HOMELESSNESS
Description
The greater metro area of a Midwestern city and a contiguous city in a neighboring state had more latent capacity than realized among its many community organizations serving the homeless. There was an abundance of overlapping and competing services needing rationalization. Resulting freed-up capacities could then potentially address unmet homeless population needs. Moreover, many service agencies competed for funding from the same sources and competition reinforced established agency boundaries.
Methodology
What was needed was a unifying organizational capability sanctioned by all agency stakeholders serving the homeless. With the initial assistance from the charitable arm of a major not-for-profit health care system, all community leaders and agencies serving the homeless were convened in a historic in-depth design session. A range of perspectives were explored, including deeper understanding of homeless clients, day facilities, legal/law enforcement considerations, health care, the near-homeless population, community schools and civic government.
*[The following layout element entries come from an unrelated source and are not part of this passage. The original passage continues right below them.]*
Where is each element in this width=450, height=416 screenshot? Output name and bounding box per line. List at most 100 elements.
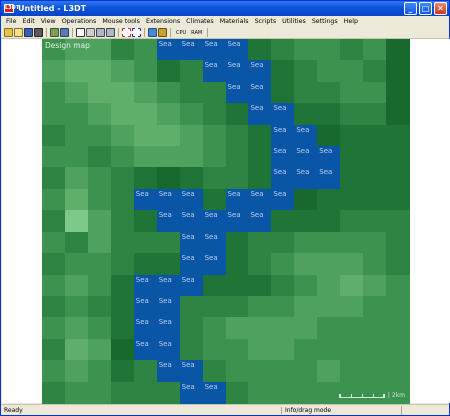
sea-tile: Sea — [271, 188, 295, 211]
land-tile — [294, 39, 318, 61]
land-tile — [42, 231, 66, 254]
land-tile — [248, 274, 272, 297]
land-tile — [363, 274, 387, 297]
sea-tile: Sea — [156, 295, 181, 318]
land-tile — [363, 231, 387, 254]
toolbar-separator — [46, 28, 47, 37]
selection-icon[interactable] — [122, 28, 131, 37]
render-icon[interactable] — [148, 28, 157, 37]
toolbar-separator — [170, 28, 171, 37]
menu-climates[interactable]: Climates — [183, 18, 217, 25]
land-tile — [271, 60, 295, 83]
land-tile — [42, 274, 66, 297]
zoom-icon[interactable] — [86, 28, 95, 37]
fit-view-icon[interactable] — [132, 28, 141, 37]
land-tile — [179, 103, 204, 126]
sea-label: Sea — [250, 104, 264, 113]
open-file-icon[interactable] — [14, 28, 23, 37]
maximize-button[interactable]: □ — [419, 2, 432, 15]
land-tile — [294, 231, 318, 254]
minimize-button[interactable]: _ — [404, 2, 417, 15]
land-tile — [133, 360, 158, 383]
land-tile — [317, 338, 341, 361]
map-grid-icon[interactable] — [96, 28, 105, 37]
pointer-icon[interactable] — [76, 28, 85, 37]
land-tile — [271, 274, 295, 297]
land-tile — [317, 317, 341, 340]
land-tile — [340, 295, 364, 318]
map-scale: | 2km — [338, 392, 405, 399]
land-tile — [225, 253, 250, 276]
land-tile — [386, 39, 410, 61]
close-button[interactable]: ✕ — [434, 2, 447, 15]
land-tile — [156, 124, 181, 147]
land-tile — [294, 317, 318, 340]
menu-settings[interactable]: Settings — [309, 18, 341, 25]
map-view-icon[interactable] — [106, 28, 115, 37]
land-tile — [248, 317, 272, 340]
ram-indicator: RAM — [191, 29, 203, 36]
land-tile — [317, 381, 341, 404]
land-tile — [340, 210, 364, 233]
sea-label: Sea — [250, 211, 264, 220]
land-tile — [179, 60, 204, 83]
menu-materials[interactable]: Materials — [217, 18, 252, 25]
menu-operations[interactable]: Operations — [59, 18, 100, 25]
menu-utilities[interactable]: Utilities — [279, 18, 309, 25]
app-icon[interactable]: L3DT — [4, 4, 19, 13]
menu-view[interactable]: View — [38, 18, 59, 25]
menu-scripts[interactable]: Scripts — [252, 18, 280, 25]
land-tile — [225, 295, 250, 318]
land-tile — [386, 60, 410, 83]
calculate-icon[interactable] — [50, 28, 59, 37]
sea-label: Sea — [181, 211, 195, 220]
land-tile — [340, 338, 364, 361]
land-tile — [110, 253, 135, 276]
sea-tile: Sea — [271, 146, 295, 169]
toolbar-separator — [72, 28, 73, 37]
land-tile — [363, 317, 387, 340]
sea-label: Sea — [158, 189, 172, 198]
land-tile — [133, 231, 158, 254]
menu-help[interactable]: Help — [341, 18, 361, 25]
land-tile — [42, 103, 66, 126]
save-icon[interactable] — [24, 28, 33, 37]
open-folder-icon[interactable] — [4, 28, 13, 37]
sea-label: Sea — [158, 296, 172, 305]
layer-icon[interactable] — [60, 28, 69, 37]
land-tile — [87, 253, 112, 276]
land-tile — [42, 338, 66, 361]
save-all-icon[interactable] — [34, 28, 43, 37]
land-tile — [64, 210, 89, 233]
land-tile — [363, 338, 387, 361]
land-tile — [179, 338, 204, 361]
sea-label: Sea — [204, 254, 218, 263]
land-tile — [271, 253, 295, 276]
sea-label: Sea — [204, 232, 218, 241]
land-tile — [363, 146, 387, 169]
menu-file[interactable]: File — [3, 18, 20, 25]
sea-label: Sea — [181, 254, 195, 263]
map-canvas[interactable]: Sea Sea Sea Sea Sea Sea Sea Sea Sea Sea Sea Sea Sea S… — [2, 39, 450, 404]
land-tile — [202, 274, 227, 297]
land-tile — [87, 124, 112, 147]
sea-tile: Sea — [225, 188, 250, 211]
menu-extensions[interactable]: Extensions — [143, 18, 183, 25]
land-tile — [340, 274, 364, 297]
title-bar[interactable]: L3DT Untitled - L3DT _ □ ✕ — [1, 1, 449, 16]
land-tile — [363, 60, 387, 83]
menu-edit[interactable]: Edit — [20, 18, 38, 25]
sea-label: Sea — [319, 168, 333, 177]
land-tile — [294, 338, 318, 361]
land-tile — [271, 39, 295, 61]
sea-tile: Sea — [225, 39, 250, 61]
sea-tile: Sea — [225, 60, 250, 83]
land-tile — [340, 39, 364, 61]
menu-mouse-tools[interactable]: Mouse tools — [99, 18, 143, 25]
design-map[interactable]: Sea Sea Sea Sea Sea Sea Sea Sea Sea Sea Sea Sea Sea S… — [42, 39, 410, 404]
sea-label: Sea — [227, 40, 241, 48]
land-tile — [64, 295, 89, 318]
land-tile — [42, 60, 66, 83]
sea-label: Sea — [158, 211, 172, 220]
tools-icon[interactable] — [158, 28, 167, 37]
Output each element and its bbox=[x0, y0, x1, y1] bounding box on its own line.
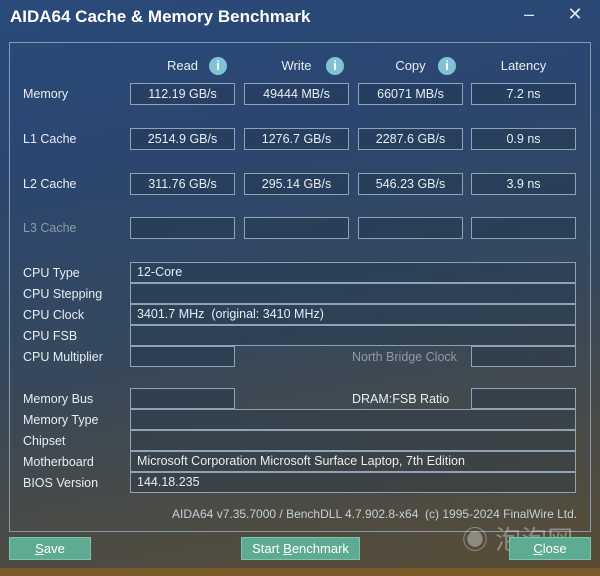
cpu-type-label: CPU Type bbox=[23, 266, 80, 280]
read-info-icon[interactable]: i bbox=[209, 57, 227, 75]
cpu-type-value: 12-Core bbox=[130, 262, 576, 283]
cpu-clock-value: 3401.7 MHz (original: 3410 MHz) bbox=[130, 304, 576, 325]
desktop-strip bbox=[0, 568, 600, 576]
close-button[interactable]: Close bbox=[509, 537, 591, 560]
dram-fsb-ratio-value bbox=[471, 388, 576, 409]
version-footer: AIDA64 v7.35.7000 / BenchDLL 4.7.902.8-x… bbox=[172, 507, 578, 521]
cpu-multiplier-value bbox=[130, 346, 235, 367]
row-label-memory: Memory bbox=[23, 87, 69, 101]
cpu-clock-label: CPU Clock bbox=[23, 308, 85, 322]
cpu-fsb-value bbox=[130, 325, 576, 346]
memory-read: 112.19 GB/s bbox=[130, 83, 235, 105]
start-label-b: enchmark bbox=[291, 541, 349, 556]
motherboard-label: Motherboard bbox=[23, 455, 94, 469]
start-label-a: Start bbox=[252, 541, 284, 556]
save-mnemonic: S bbox=[35, 541, 44, 556]
l3-write bbox=[244, 217, 349, 239]
close-icon[interactable]: ✕ bbox=[560, 4, 590, 30]
column-latency: Latency bbox=[500, 58, 547, 73]
bios-version-value: 144.18.235 bbox=[130, 472, 576, 493]
row-label-l1: L1 Cache bbox=[23, 132, 77, 146]
l2-read: 311.76 GB/s bbox=[130, 173, 235, 195]
l1-latency: 0.9 ns bbox=[471, 128, 576, 150]
memory-write: 49444 MB/s bbox=[244, 83, 349, 105]
row-label-l2: L2 Cache bbox=[23, 177, 77, 191]
memory-type-value bbox=[130, 409, 576, 430]
close-mnemonic: C bbox=[533, 541, 543, 556]
minimize-icon[interactable]: – bbox=[514, 4, 544, 30]
memory-type-label: Memory Type bbox=[23, 413, 99, 427]
bios-version-label: BIOS Version bbox=[23, 476, 99, 490]
start-benchmark-button[interactable]: Start Benchmark bbox=[241, 537, 360, 560]
memory-copy: 66071 MB/s bbox=[358, 83, 463, 105]
window-title: AIDA64 Cache & Memory Benchmark bbox=[10, 7, 311, 26]
memory-latency: 7.2 ns bbox=[471, 83, 576, 105]
cpu-multiplier-label: CPU Multiplier bbox=[23, 350, 103, 364]
copy-info-icon[interactable]: i bbox=[438, 57, 456, 75]
chipset-value bbox=[130, 430, 576, 451]
l1-copy: 2287.6 GB/s bbox=[358, 128, 463, 150]
l3-copy bbox=[358, 217, 463, 239]
l2-copy: 546.23 GB/s bbox=[358, 173, 463, 195]
cpu-stepping-value bbox=[130, 283, 576, 304]
motherboard-value: Microsoft Corporation Microsoft Surface … bbox=[130, 451, 576, 472]
l3-read bbox=[130, 217, 235, 239]
l3-latency bbox=[471, 217, 576, 239]
cpu-stepping-label: CPU Stepping bbox=[23, 287, 103, 301]
save-button[interactable]: Save bbox=[9, 537, 91, 560]
close-label: lose bbox=[542, 541, 567, 556]
dram-fsb-ratio-label: DRAM:FSB Ratio bbox=[352, 392, 450, 406]
l2-write: 295.14 GB/s bbox=[244, 173, 349, 195]
chipset-label: Chipset bbox=[23, 434, 66, 448]
memory-bus-value bbox=[130, 388, 235, 409]
start-mnemonic: B bbox=[283, 541, 292, 556]
write-info-icon[interactable]: i bbox=[326, 57, 344, 75]
l1-write: 1276.7 GB/s bbox=[244, 128, 349, 150]
nb-clock-label: North Bridge Clock bbox=[352, 350, 457, 364]
nb-clock-value bbox=[471, 346, 576, 367]
row-label-l3: L3 Cache bbox=[23, 221, 77, 235]
l2-latency: 3.9 ns bbox=[471, 173, 576, 195]
save-label: ave bbox=[43, 541, 65, 556]
cpu-fsb-label: CPU FSB bbox=[23, 329, 78, 343]
l1-read: 2514.9 GB/s bbox=[130, 128, 235, 150]
memory-bus-label: Memory Bus bbox=[23, 392, 94, 406]
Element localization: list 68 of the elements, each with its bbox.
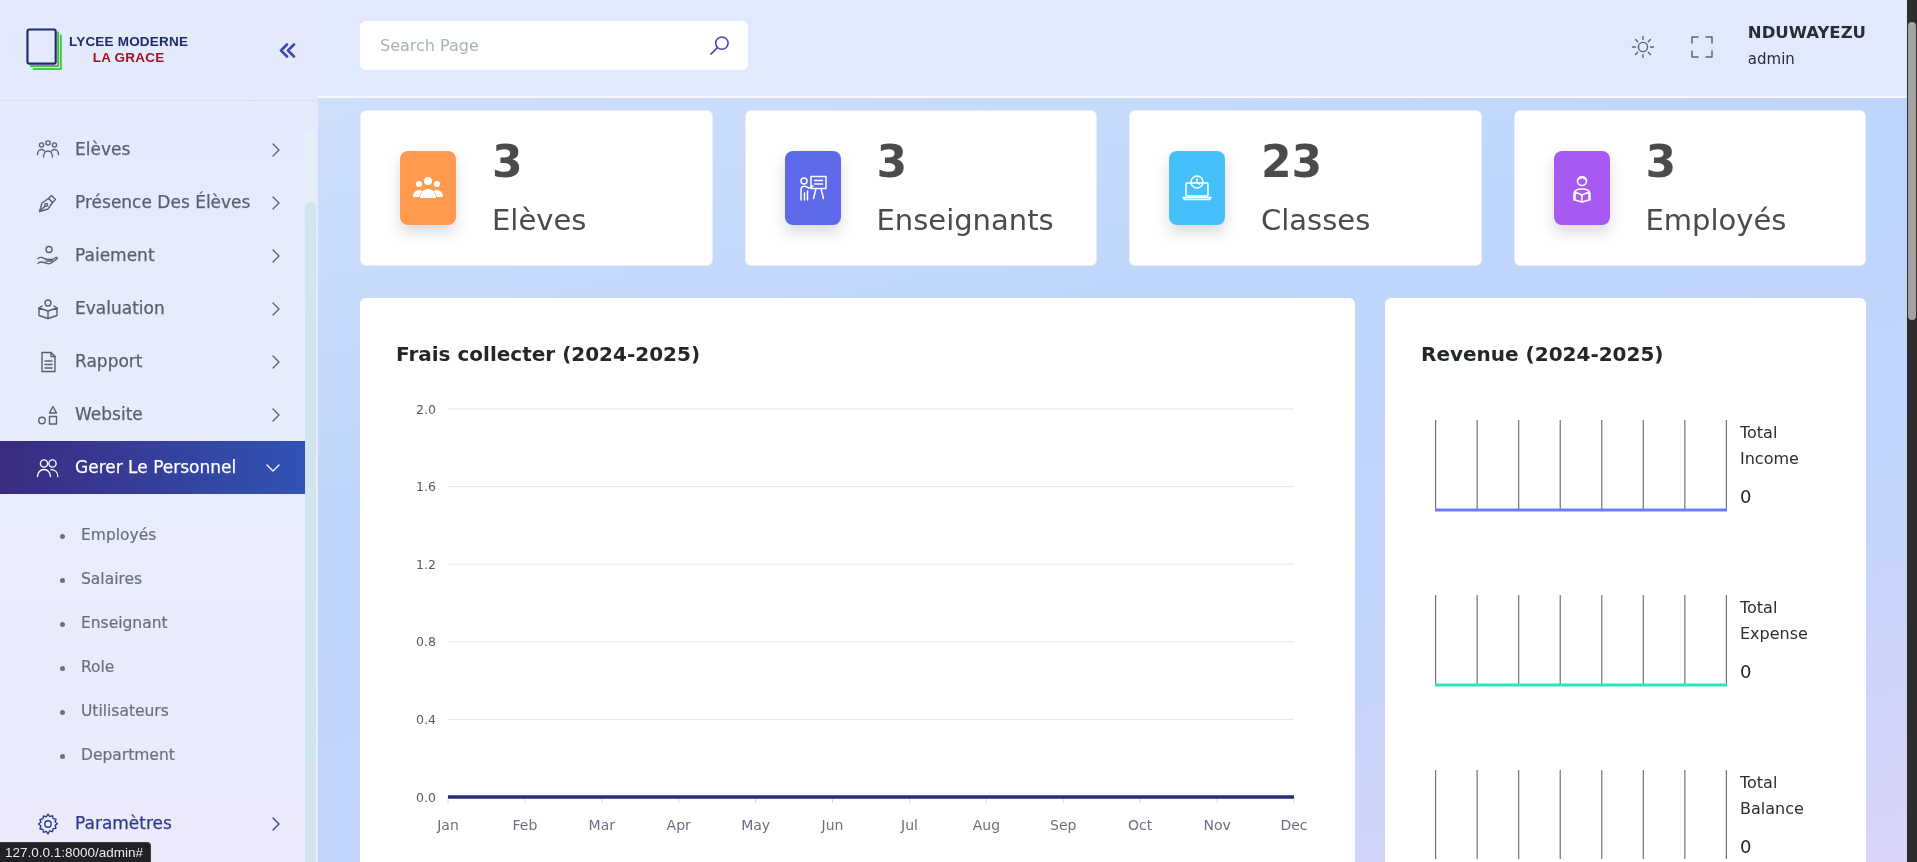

After reaching consensus on short, medium and long term strategic goals, a network organization was created in the form of a charitable 501c3 to lead and coordinate the efforts of the community agencies. Initial tasks were undertaken to determine the organizational design of the new network, secure funding on a concerted basis, improve the effectiveness of day facilities and shelter housing for the homeless, identify and close existing service gaps, establish new services and address health care needs.
Results
After launching the new network organization, the metro area’s Continuum of Care for the Homeless, established, savings from service duplication and unnecessary competition for funding were applied to new services and unmet needs of the homeless population. This collaborative network, in addition to championing efficiency and intelligent resource allocation, continued to persevere in its efforts in attempting to address the root causes of homelessness.